Table 2.5. Photovoltaic properties of polymer-based solar cells . Two-dimensional conjugated polymers named PBDTT-4S-TT and PBDTT-4S-BDD were fabricated and synthesized using a benzo [1,2-b:4,5-b′] dithiophene unit with 4-methylthio substituted thiophene side chains.
Solar cells utilizing organic material as the dynamic layer changing over a photon stream into an electron stream have been known and revealed for a long while [143–145] while the term polymer, solar cells is generally later with a history that basically length the primary decade of the new centuries .

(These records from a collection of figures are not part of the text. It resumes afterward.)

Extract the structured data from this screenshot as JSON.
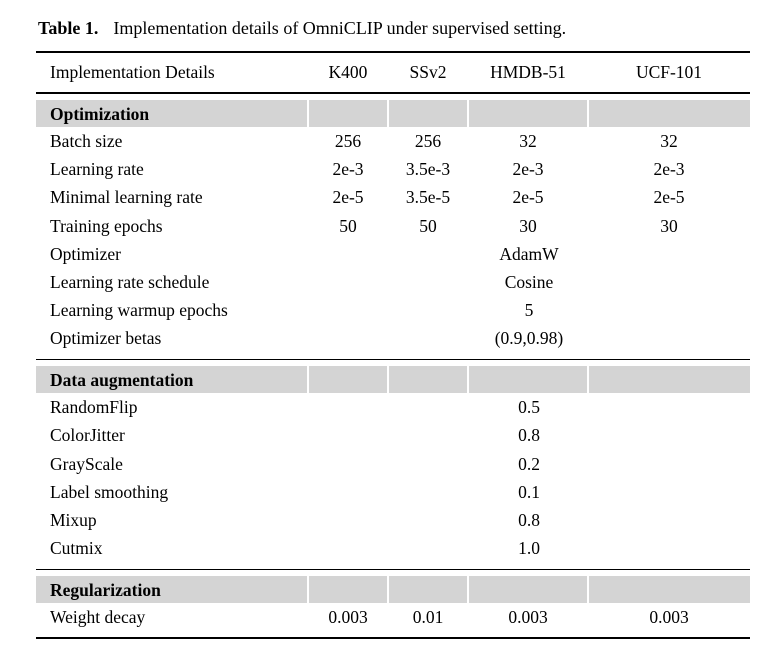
{
  "caption": {
    "label": "Table 1.",
    "text": "Implementation details of OmniCLIP under supervised setting."
  },
  "colors": {
    "section_bg": "#d4d4d4"
  },
  "table": {
    "columns": [
      "Implementation Details",
      "K400",
      "SSv2",
      "HMDB-51",
      "UCF-101"
    ],
    "sections": [
      {
        "title": "Optimization",
        "rows": [
          {
            "label": "Batch size",
            "values": [
              "256",
              "256",
              "32",
              "32"
            ]
          },
          {
            "label": "Learning rate",
            "values": [
              "2e-3",
              "3.5e-3",
              "2e-3",
              "2e-3"
            ]
          },
          {
            "label": "Minimal learning rate",
            "values": [
              "2e-5",
              "3.5e-5",
              "2e-5",
              "2e-5"
            ]
          },
          {
            "label": "Training epochs",
            "values": [
              "50",
              "50",
              "30",
              "30"
            ]
          },
          {
            "label": "Optimizer",
            "span_value": "AdamW"
          },
          {
            "label": "Learning rate schedule",
            "span_value": "Cosine"
          },
          {
            "label": "Learning warmup epochs",
            "span_value": "5"
          },
          {
            "label": "Optimizer betas",
            "span_value": "(0.9,0.98)"
          }
        ]
      },
      {
        "title": "Data augmentation",
        "rows": [
          {
            "label": "RandomFlip",
            "span_value": "0.5"
          },
          {
            "label": "ColorJitter",
            "span_value": "0.8"
          },
          {
            "label": "GrayScale",
            "span_value": "0.2"
          },
          {
            "label": "Label smoothing",
            "span_value": "0.1"
          },
          {
            "label": "Mixup",
            "span_value": "0.8"
          },
          {
            "label": "Cutmix",
            "span_value": "1.0"
          }
        ]
      },
      {
        "title": "Regularization",
        "rows": [
          {
            "label": "Weight decay",
            "values": [
              "0.003",
              "0.01",
              "0.003",
              "0.003"
            ]
          }
        ]
      }
    ]
  }
}
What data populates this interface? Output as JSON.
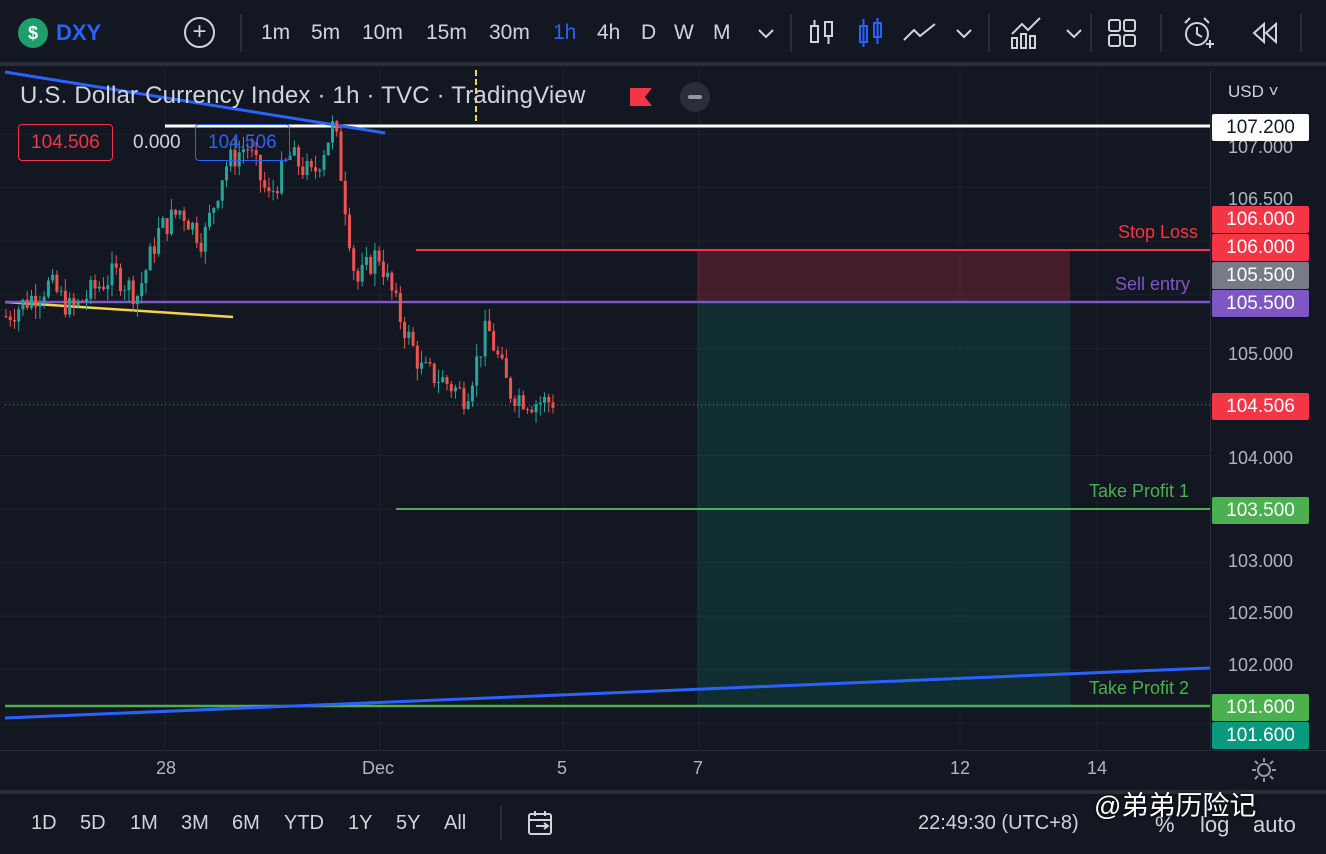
{
  "toolbar": {
    "logo_glyph": "$",
    "symbol": "DXY",
    "add_symbol": "+",
    "timeframes": [
      "1m",
      "5m",
      "10m",
      "15m",
      "30m",
      "1h",
      "4h",
      "D",
      "W",
      "M"
    ],
    "active_timeframe": "1h",
    "icons": [
      "chevron-down-icon",
      "bar-chart-icon",
      "candles-icon",
      "line-chart-icon",
      "chevron-down-icon",
      "indicators-icon",
      "chevron-down-icon",
      "layout-grid-icon",
      "alert-clock-icon",
      "replay-icon"
    ]
  },
  "legend": {
    "title": "U.S. Dollar Currency Index · 1h · TVC · TradingView",
    "sell_price": "104.506",
    "spread": "0.000",
    "buy_price": "104.506"
  },
  "price_scale": {
    "currency": "USD",
    "ticks": [
      "107.000",
      "106.500",
      "105.000",
      "104.000",
      "103.000",
      "102.500",
      "102.000"
    ],
    "tags": {
      "top_line": "107.200",
      "stop_loss_a": "106.000",
      "stop_loss_b": "106.000",
      "entry_gray": "105.500",
      "entry_purple": "105.500",
      "last_price": "104.506",
      "take_profit_1": "103.500",
      "take_profit_2a": "101.600",
      "take_profit_2b": "101.600"
    }
  },
  "annotations": {
    "stop_loss": "Stop Loss",
    "sell_entry": "Sell entry",
    "take_profit_1": "Take Profit 1",
    "take_profit_2": "Take Profit 2"
  },
  "time_axis": [
    "28",
    "Dec",
    "5",
    "7",
    "12",
    "14"
  ],
  "bottom": {
    "ranges": [
      "1D",
      "5D",
      "1M",
      "3M",
      "6M",
      "YTD",
      "1Y",
      "5Y",
      "All"
    ],
    "clock": "22:49:30 (UTC+8)",
    "percent": "%",
    "log": "log",
    "auto": "auto",
    "watermark": "@弟弟历险记"
  },
  "colors": {
    "background": "#131722",
    "up": "#26a69a",
    "down": "#ef5350",
    "stop": "#f23645",
    "entry": "#7e57c2",
    "profit": "#4caf50",
    "trend": "#2962ff",
    "support": "#f5d547"
  },
  "chart_data": {
    "type": "candlestick",
    "timeframe": "1h",
    "ylim": [
      101.25,
      107.6
    ],
    "candles_close_path": [
      105.3,
      105.45,
      105.6,
      105.35,
      105.55,
      105.7,
      105.5,
      106.1,
      106.3,
      106.0,
      106.7,
      106.9,
      106.4,
      106.8,
      106.6,
      107.1,
      105.6,
      105.9,
      105.3,
      104.8,
      104.7,
      104.55,
      105.2,
      104.6,
      104.5,
      104.506
    ],
    "levels": {
      "stop_loss": 106.0,
      "sell_entry": 105.5,
      "last_price": 104.506,
      "take_profit_1": 103.5,
      "take_profit_2": 101.6,
      "top_line": 107.2
    }
  }
}
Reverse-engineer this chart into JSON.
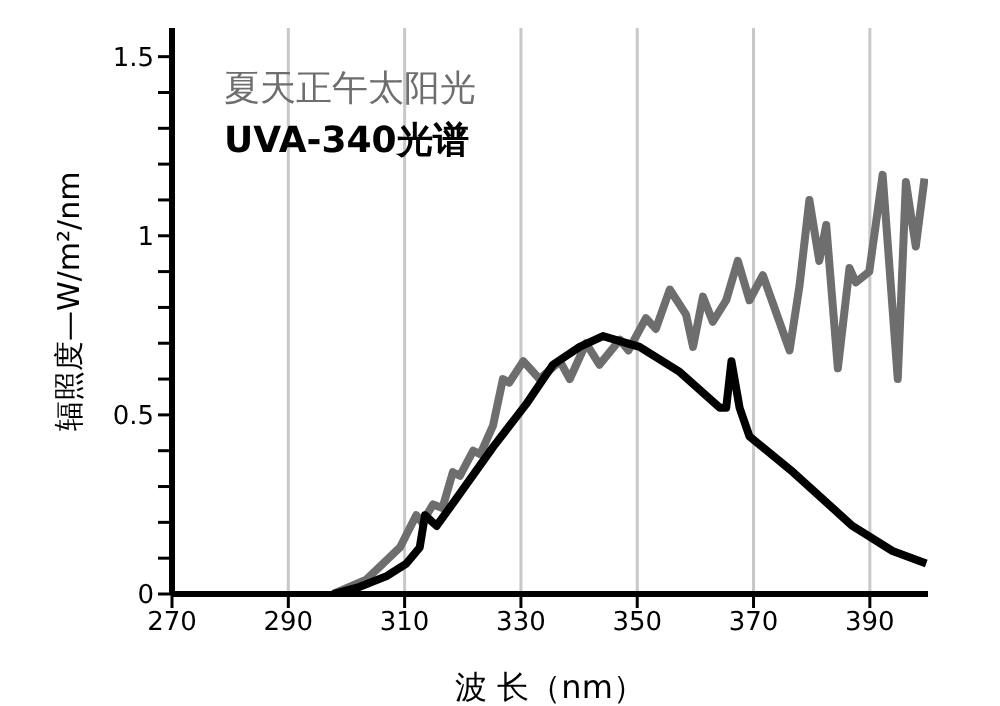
{
  "chart_data": {
    "type": "line",
    "xlabel": "波 长（nm）",
    "ylabel": "辐照度—W/m²/nm",
    "xlim": [
      270,
      400
    ],
    "xticks": [
      270,
      290,
      310,
      330,
      350,
      370,
      390
    ],
    "ylim": [
      0,
      1.58
    ],
    "yticks": [
      0,
      {
        "value": 0.1,
        "label": null
      },
      {
        "value": 0.2,
        "label": null
      },
      {
        "value": 0.3,
        "label": null
      },
      {
        "value": 0.4,
        "label": null
      },
      0.5,
      {
        "value": 0.6,
        "label": null
      },
      {
        "value": 0.7,
        "label": null
      },
      {
        "value": 0.8,
        "label": null
      },
      {
        "value": 0.9,
        "label": null
      },
      1,
      {
        "value": 1.1,
        "label": null
      },
      {
        "value": 1.2,
        "label": null
      },
      {
        "value": 1.3,
        "label": null
      },
      {
        "value": 1.4,
        "label": null
      },
      1.5
    ],
    "grid": "x",
    "legend": "top left",
    "marker": "none",
    "line_style": "solid",
    "series": [
      {
        "name": "夏天正午太阳光",
        "color": "#6e6e6e",
        "x": [
          297.7,
          303.4,
          309.2,
          312,
          313,
          314.9,
          316.5,
          318.3,
          319.5,
          321.8,
          323,
          325.2,
          326.9,
          328,
          330.4,
          333.2,
          336.7,
          338.4,
          341.2,
          343.5,
          347,
          348.5,
          351.5,
          353.2,
          355.6,
          358.4,
          359.6,
          361.3,
          363,
          365.3,
          367.3,
          369.3,
          371.6,
          376.2,
          377.9,
          379.6,
          381.3,
          382.5,
          384.5,
          386.5,
          387.6,
          389.9,
          392.2,
          394.8,
          396.2,
          397.9,
          399.4
        ],
        "values": [
          0,
          0.04,
          0.13,
          0.22,
          0.2,
          0.25,
          0.24,
          0.34,
          0.33,
          0.4,
          0.39,
          0.47,
          0.6,
          0.59,
          0.65,
          0.6,
          0.65,
          0.6,
          0.7,
          0.64,
          0.71,
          0.68,
          0.77,
          0.74,
          0.85,
          0.78,
          0.69,
          0.83,
          0.76,
          0.82,
          0.93,
          0.82,
          0.89,
          0.68,
          0.86,
          1.1,
          0.93,
          1.03,
          0.63,
          0.91,
          0.87,
          0.9,
          1.17,
          0.6,
          1.15,
          0.97,
          1.16
        ]
      },
      {
        "name": "UVA-340光谱",
        "color": "#000000",
        "x": [
          297.7,
          302.3,
          306.9,
          310.3,
          312.6,
          313.5,
          315.5,
          319.5,
          325.2,
          330.9,
          335.5,
          340.1,
          344.1,
          350.4,
          357.3,
          364.2,
          365.3,
          366.2,
          367.6,
          369.3,
          376.8,
          387,
          393.9,
          399.7
        ],
        "values": [
          0,
          0.02,
          0.05,
          0.085,
          0.13,
          0.22,
          0.19,
          0.28,
          0.41,
          0.53,
          0.64,
          0.69,
          0.72,
          0.69,
          0.62,
          0.52,
          0.52,
          0.65,
          0.52,
          0.44,
          0.34,
          0.19,
          0.12,
          0.085
        ]
      }
    ]
  }
}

As a promising energy technology for the future, polymer solar cells have improved remarkably in recent years and power conversion efficiencies of up to 6.5% were reported for small area devices (1–10 mm 2) (Kim et al., 2007). Unfortunately, these values have not yet been sustained for the long lifetimes needed for commercial maturity.
Polymer-fullerene solar cells have a huge elite among others. The accompanying polymer sun oriented cells have the best exhibitions of polymer solar cells and its properties like PCE—control transformation proficiency, Voc—open circuit voltage, FF—fill factor and Jsc—short out current, are given in Table 19.2.
Polymer solar cell (PSC), also called organic photovoltaic solar cell (OPV), is an emerging solar cell, benefitting from recent advances in nano-structured and functional energy materials and thin films, making it a cutting edge applied science and engineering research field.
The first polymer solar cell is made of mixed poly [2-methoxy-5- (2′-ethylhexyloxy)-p-phenylene vinylene] (PPV), C60, and its numerous variants with high energy conversion efficiency . This technique contributed to a further increase in the age of polymer products for the capture of solar energy.